A eficácia do divalproato de sódio no tratamento da gagueira adquirida é
relatada em um caso de paciente com crises epiléticas. A droga foi utilizada na
dose de 500mg duas vezes ao dia entre os anos de 1995 e 1999. Seu uso foi
interrompido e retomado em 2001, com seguimento do paciente até o ano de 2002.
Observou-se melhora da gagueira, contudo sem seu desaparecimento completo
durante o uso da medicação. Sedação foi o evento adverso observado (Mulder e
Spierings, 2003).
A clonidina utilizada para o tratamento da gagueira infantil aparece em estudo
do tipo cruzado, duplo-cego com duração de 28 semanas, envolvendo 25
indivíduos, utilizando a dose de 4m/kg ao dia, no qual não se obteve resultado
significante para o tratamento da gagueira (Althaus et al., 1995).

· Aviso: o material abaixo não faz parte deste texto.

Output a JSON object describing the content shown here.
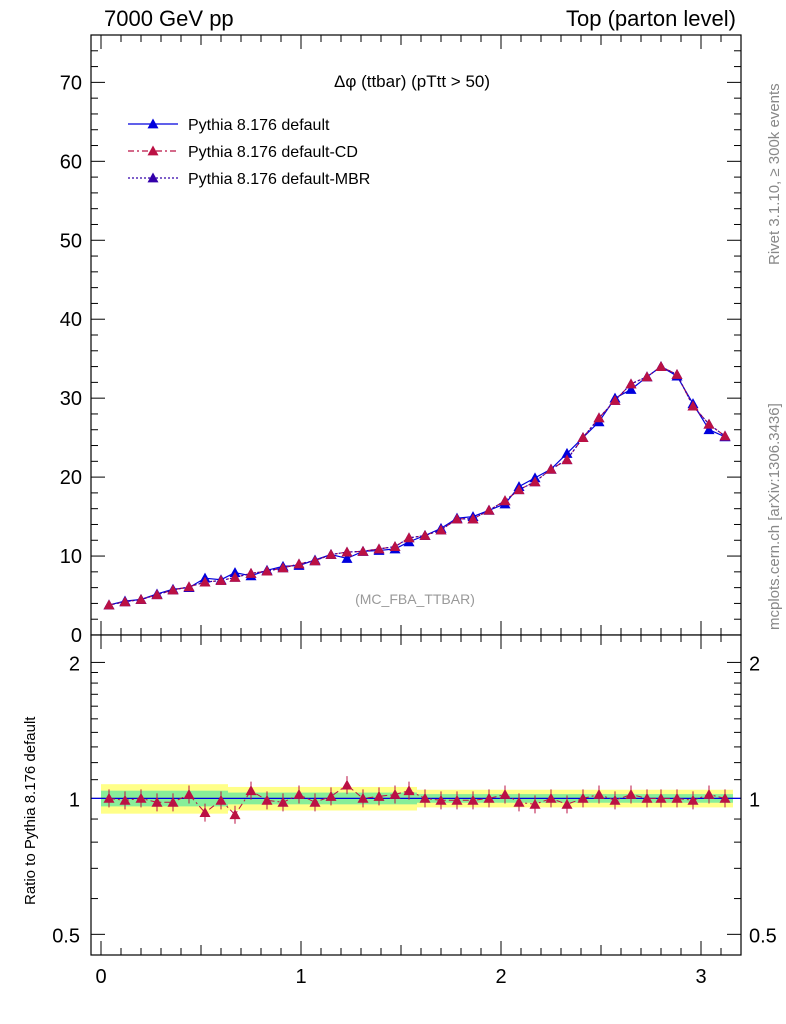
{
  "header": {
    "left": "7000 GeV pp",
    "right": "Top (parton level)"
  },
  "side": {
    "rivet": "Rivet 3.1.10, ≥ 300k events",
    "mcplots": "mcplots.cern.ch [arXiv:1306.3436]"
  },
  "chart_data": [
    {
      "type": "line",
      "title": "Δφ (ttbar) (pTtt > 50)",
      "watermark": "(MC_FBA_TTBAR)",
      "xlabel": "",
      "ylabel": "",
      "xlim": [
        -0.05,
        3.2
      ],
      "ylim": [
        0,
        76
      ],
      "yticks": [
        0,
        10,
        20,
        30,
        40,
        50,
        60,
        70
      ],
      "ytick_labels": [
        "0",
        "10",
        "20",
        "30",
        "40",
        "50",
        "60",
        "70"
      ],
      "legend_position": "top-left",
      "x": [
        0.04,
        0.12,
        0.2,
        0.28,
        0.36,
        0.44,
        0.52,
        0.6,
        0.67,
        0.75,
        0.83,
        0.91,
        0.99,
        1.07,
        1.15,
        1.23,
        1.31,
        1.39,
        1.47,
        1.54,
        1.62,
        1.7,
        1.78,
        1.86,
        1.94,
        2.02,
        2.09,
        2.17,
        2.25,
        2.33,
        2.41,
        2.49,
        2.57,
        2.65,
        2.73,
        2.8,
        2.88,
        2.96,
        3.04,
        3.12
      ],
      "series": [
        {
          "name": "Pythia 8.176 default",
          "color": "#0000dd",
          "dash": "solid",
          "values": [
            3.8,
            4.3,
            4.5,
            5.2,
            5.8,
            6.0,
            7.2,
            7.0,
            7.9,
            7.5,
            8.2,
            8.7,
            8.8,
            9.5,
            10.2,
            9.7,
            10.6,
            10.7,
            10.9,
            11.8,
            12.6,
            13.5,
            14.8,
            15.0,
            15.8,
            16.6,
            18.8,
            19.9,
            21.0,
            23.0,
            25.0,
            27.0,
            30.0,
            31.1,
            32.7,
            34.0,
            32.8,
            29.3,
            26.0,
            25.1
          ]
        },
        {
          "name": "Pythia 8.176 default-CD",
          "color": "#bb1144",
          "dash": "6,3,2,3",
          "values": [
            3.8,
            4.2,
            4.5,
            5.1,
            5.7,
            6.1,
            6.7,
            6.9,
            7.3,
            7.8,
            8.1,
            8.5,
            9.0,
            9.4,
            10.2,
            10.5,
            10.6,
            10.9,
            11.2,
            12.3,
            12.6,
            13.3,
            14.7,
            14.7,
            15.8,
            17.0,
            18.4,
            19.4,
            21.0,
            22.2,
            25.0,
            27.5,
            29.7,
            31.8,
            32.7,
            34.0,
            33.0,
            29.0,
            26.7,
            25.2
          ]
        },
        {
          "name": "Pythia 8.176 default-MBR",
          "color": "#3300aa",
          "dash": "2,2",
          "values": [
            3.8,
            4.2,
            4.5,
            5.1,
            5.7,
            6.1,
            6.7,
            6.9,
            7.3,
            7.8,
            8.1,
            8.5,
            9.0,
            9.4,
            10.2,
            10.5,
            10.6,
            10.9,
            11.2,
            12.3,
            12.6,
            13.3,
            14.7,
            14.7,
            15.8,
            17.0,
            18.4,
            19.4,
            21.0,
            22.2,
            25.0,
            27.5,
            29.7,
            31.8,
            32.7,
            34.0,
            33.0,
            29.0,
            26.7,
            25.2
          ]
        }
      ]
    },
    {
      "type": "scatter",
      "ylabel": "Ratio to Pythia 8.176 default",
      "xlim": [
        -0.05,
        3.2
      ],
      "ylim": [
        0.45,
        2.3
      ],
      "log_y": true,
      "xticks": [
        0,
        1,
        2,
        3
      ],
      "xtick_labels": [
        "0",
        "1",
        "2",
        "3"
      ],
      "yticks": [
        0.5,
        1,
        2
      ],
      "ytick_labels": [
        "0.5",
        "1",
        "2"
      ],
      "x": [
        0.04,
        0.12,
        0.2,
        0.28,
        0.36,
        0.44,
        0.52,
        0.6,
        0.67,
        0.75,
        0.83,
        0.91,
        0.99,
        1.07,
        1.15,
        1.23,
        1.31,
        1.39,
        1.47,
        1.54,
        1.62,
        1.7,
        1.78,
        1.86,
        1.94,
        2.02,
        2.09,
        2.17,
        2.25,
        2.33,
        2.41,
        2.49,
        2.57,
        2.65,
        2.73,
        2.8,
        2.88,
        2.96,
        3.04,
        3.12
      ],
      "band_colors": {
        "yellow": "#ffff88",
        "green": "#88ee99"
      },
      "series": [
        {
          "name": "Pythia 8.176 default-CD",
          "color": "#bb1144",
          "values": [
            1.0,
            0.99,
            1.0,
            0.98,
            0.98,
            1.02,
            0.93,
            0.99,
            0.92,
            1.04,
            0.99,
            0.98,
            1.02,
            0.98,
            1.01,
            1.07,
            1.0,
            1.01,
            1.02,
            1.04,
            1.0,
            0.99,
            0.99,
            0.99,
            1.0,
            1.02,
            0.98,
            0.97,
            1.0,
            0.97,
            1.0,
            1.02,
            0.99,
            1.02,
            1.0,
            1.0,
            1.0,
            0.99,
            1.02,
            1.0
          ]
        }
      ]
    }
  ]
}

Estudo experimental cruzado envolvendo dez adultos foi desenvolvido durante um
ano com o objetivo de mensurar o efeito do betanecol sobre a gagueira. Foi
administrada a dose de 10mg três vezes ao dia. Não foi encontrada superioridade
dessa droga em relação ao placebo, mas se observou resposta favorável em dois
casos. Foi relatada a ocorrência de alguns efeitos colaterais que, entretanto,
não foram caracterizados (Kampman e Brady, 1993).
Novas perspectivas
Estudos que descrevem a ação dos músculos da fala durante a gagueira (Ludlow,
1990) têm demonstrado aumento de atividade, longos períodos de atividade pré-
movimento e espasmos de musculatura antagonista de laringe, mandíbula e lábios.
Essas características também são encontradas em pacientes com disfonia
espasmódica. Por conta disso, foram desenvolvidos ensaios clínicos com a
utilização de injeções locais de drogas anestésicas e toxina botulínica do tipo
A (BTX-A) na musculatura laríngea para o tratamento da gagueira.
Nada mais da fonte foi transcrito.